Für Reisen in alle anderen Gebiete, insbesondere nach Metro Manila, Cebu City oder Davao auf der Insel Mindanao besteht diese Sorge nicht. Sonst dürfte wohl auch niemand nach Berlin, Cannes, Manchester, London oder Paris reisen.
Der Autor hat für sein philippinisches Unternehmen für technischen Hochwasserschutz gerade einen Auftrag im Norden der Insel Mindanao, unweit der umkämpften Stadt Marawi, erhalten und wird dort in etwa zwei Wochen die Montage durchführen.

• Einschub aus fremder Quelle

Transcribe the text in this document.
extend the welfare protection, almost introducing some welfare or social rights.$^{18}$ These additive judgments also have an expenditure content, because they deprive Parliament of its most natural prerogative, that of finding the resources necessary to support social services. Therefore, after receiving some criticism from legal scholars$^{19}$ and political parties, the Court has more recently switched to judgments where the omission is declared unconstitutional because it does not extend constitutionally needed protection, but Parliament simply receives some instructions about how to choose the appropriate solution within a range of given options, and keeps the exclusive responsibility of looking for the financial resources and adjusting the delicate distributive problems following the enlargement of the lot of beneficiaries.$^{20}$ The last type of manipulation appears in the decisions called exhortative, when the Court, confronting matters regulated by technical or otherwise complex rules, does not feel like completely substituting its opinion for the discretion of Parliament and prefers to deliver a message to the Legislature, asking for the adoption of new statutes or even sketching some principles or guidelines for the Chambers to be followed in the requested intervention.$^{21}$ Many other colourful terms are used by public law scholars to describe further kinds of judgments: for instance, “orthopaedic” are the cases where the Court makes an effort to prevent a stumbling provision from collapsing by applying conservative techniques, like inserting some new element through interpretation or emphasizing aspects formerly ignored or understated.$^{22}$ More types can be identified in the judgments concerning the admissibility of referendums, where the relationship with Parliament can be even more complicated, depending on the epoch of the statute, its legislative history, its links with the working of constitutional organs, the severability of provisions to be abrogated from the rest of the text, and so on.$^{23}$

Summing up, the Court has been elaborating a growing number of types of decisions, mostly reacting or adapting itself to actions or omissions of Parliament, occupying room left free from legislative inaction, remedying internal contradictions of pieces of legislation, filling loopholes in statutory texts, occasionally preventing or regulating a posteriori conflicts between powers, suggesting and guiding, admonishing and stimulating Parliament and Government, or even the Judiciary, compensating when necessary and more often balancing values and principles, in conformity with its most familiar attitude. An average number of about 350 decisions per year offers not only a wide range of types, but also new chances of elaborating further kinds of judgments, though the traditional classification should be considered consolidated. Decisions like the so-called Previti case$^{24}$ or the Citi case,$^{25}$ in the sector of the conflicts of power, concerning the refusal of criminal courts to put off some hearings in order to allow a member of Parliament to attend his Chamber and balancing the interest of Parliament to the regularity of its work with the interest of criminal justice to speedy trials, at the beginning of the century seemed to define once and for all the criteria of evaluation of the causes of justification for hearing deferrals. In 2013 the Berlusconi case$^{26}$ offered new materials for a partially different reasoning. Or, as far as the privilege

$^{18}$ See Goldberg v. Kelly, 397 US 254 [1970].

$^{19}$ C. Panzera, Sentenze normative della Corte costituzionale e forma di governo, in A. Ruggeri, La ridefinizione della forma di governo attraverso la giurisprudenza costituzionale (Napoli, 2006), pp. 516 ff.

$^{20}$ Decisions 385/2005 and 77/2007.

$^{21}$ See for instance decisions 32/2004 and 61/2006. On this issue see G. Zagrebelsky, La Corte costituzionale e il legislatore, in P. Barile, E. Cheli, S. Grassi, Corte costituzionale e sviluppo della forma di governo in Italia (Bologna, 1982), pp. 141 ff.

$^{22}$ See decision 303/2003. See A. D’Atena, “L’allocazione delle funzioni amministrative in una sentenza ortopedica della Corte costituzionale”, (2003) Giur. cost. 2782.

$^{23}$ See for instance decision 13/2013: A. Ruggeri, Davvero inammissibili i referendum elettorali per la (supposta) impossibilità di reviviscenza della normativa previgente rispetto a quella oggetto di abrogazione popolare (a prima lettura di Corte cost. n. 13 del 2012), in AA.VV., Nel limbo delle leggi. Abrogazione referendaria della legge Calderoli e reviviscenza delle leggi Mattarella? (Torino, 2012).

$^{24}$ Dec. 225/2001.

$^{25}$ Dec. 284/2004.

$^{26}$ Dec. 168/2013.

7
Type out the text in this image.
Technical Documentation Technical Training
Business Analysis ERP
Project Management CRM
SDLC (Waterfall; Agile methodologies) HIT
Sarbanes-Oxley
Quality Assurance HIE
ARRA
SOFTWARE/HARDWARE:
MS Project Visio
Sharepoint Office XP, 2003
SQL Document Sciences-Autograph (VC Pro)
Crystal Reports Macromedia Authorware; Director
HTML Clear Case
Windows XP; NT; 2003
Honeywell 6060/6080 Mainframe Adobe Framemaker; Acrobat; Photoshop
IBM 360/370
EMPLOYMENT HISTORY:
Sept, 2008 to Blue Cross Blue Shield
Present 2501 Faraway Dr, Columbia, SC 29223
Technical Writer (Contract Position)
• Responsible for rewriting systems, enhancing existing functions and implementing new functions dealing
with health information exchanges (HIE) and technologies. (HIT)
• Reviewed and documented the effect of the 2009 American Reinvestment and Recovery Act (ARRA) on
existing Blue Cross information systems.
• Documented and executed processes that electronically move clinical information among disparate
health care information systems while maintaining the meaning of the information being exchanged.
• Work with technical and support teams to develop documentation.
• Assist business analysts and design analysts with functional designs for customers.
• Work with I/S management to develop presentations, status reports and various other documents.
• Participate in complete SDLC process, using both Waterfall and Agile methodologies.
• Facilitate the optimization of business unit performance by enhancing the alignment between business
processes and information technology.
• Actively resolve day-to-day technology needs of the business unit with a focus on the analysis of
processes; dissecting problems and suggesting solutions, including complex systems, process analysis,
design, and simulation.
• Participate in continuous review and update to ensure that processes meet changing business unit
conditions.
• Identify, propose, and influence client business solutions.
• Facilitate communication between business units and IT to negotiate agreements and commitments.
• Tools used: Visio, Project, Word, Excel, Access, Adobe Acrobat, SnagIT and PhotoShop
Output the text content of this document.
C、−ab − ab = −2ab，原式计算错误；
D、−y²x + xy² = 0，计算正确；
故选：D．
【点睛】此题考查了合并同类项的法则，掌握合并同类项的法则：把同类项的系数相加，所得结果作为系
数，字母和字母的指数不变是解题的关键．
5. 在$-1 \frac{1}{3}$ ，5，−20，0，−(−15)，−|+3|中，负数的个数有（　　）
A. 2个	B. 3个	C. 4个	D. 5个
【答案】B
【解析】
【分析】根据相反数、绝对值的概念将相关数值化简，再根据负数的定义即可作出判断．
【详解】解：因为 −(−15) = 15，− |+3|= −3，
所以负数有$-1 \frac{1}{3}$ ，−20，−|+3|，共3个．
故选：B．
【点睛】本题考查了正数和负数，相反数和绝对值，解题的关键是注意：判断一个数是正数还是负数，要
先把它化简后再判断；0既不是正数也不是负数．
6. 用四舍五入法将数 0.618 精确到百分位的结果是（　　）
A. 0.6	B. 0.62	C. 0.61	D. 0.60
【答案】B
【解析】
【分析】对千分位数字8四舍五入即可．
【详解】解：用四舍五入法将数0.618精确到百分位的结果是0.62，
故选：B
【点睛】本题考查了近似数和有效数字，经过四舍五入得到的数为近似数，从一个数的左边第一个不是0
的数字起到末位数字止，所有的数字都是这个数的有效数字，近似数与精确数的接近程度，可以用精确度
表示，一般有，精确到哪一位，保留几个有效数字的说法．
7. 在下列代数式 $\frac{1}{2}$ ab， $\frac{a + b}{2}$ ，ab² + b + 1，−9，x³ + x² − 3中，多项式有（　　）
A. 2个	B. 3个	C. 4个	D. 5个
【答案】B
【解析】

Einheimische berichten, dass es sicher ist.
Aber ja, es gibt dort verstärkte Militärposten und Polizei. Solange Sie nicht mit einer Bierflasche krakeelend nachts um 22 Uhr auf der Straße angetroffen werden, haben Sie jedoch nichts zu befürchten.
8. Fazit
Präsident Duterte hat das Kriegsrecht ist für die südliche Region Mindanao ausgerufen.
Die Kämpfe der radikal-islamischen Maute-Gruppe mit Abu Sayyaf-Kämpfern um die Errichtung einer IS-Hochburg in der Stadt Marawi in der Provinz Lana del Sur dauern an (Stand: 28. Juni 2017). 300 Terroristen konnten getötet werden. Insgesamt gab es bisher mehr als 470 Tote unter Terroristen, Regierungstruppen und Zivilisten.
Die Regierung schlägt mit Truppen und schwerem Geschütz zurück. Es sieht derzeit so aus, als sollten die Terroristen in Kürze besiegt sein. Aber wer weiß das schon.
In allen anderen Landesteilen der Philippinen sind keine Unruhen bekannt. Das Leben geht dort ungehindert und ungestört weiter.
Vorsicht ist geboten. Das gilt aber nunmehr für fast alle Orte dieser Welt.
Meine asiatische Frage an Sie:
Welche Meinung haben Sie zu diesem Thema “Sicherheit”?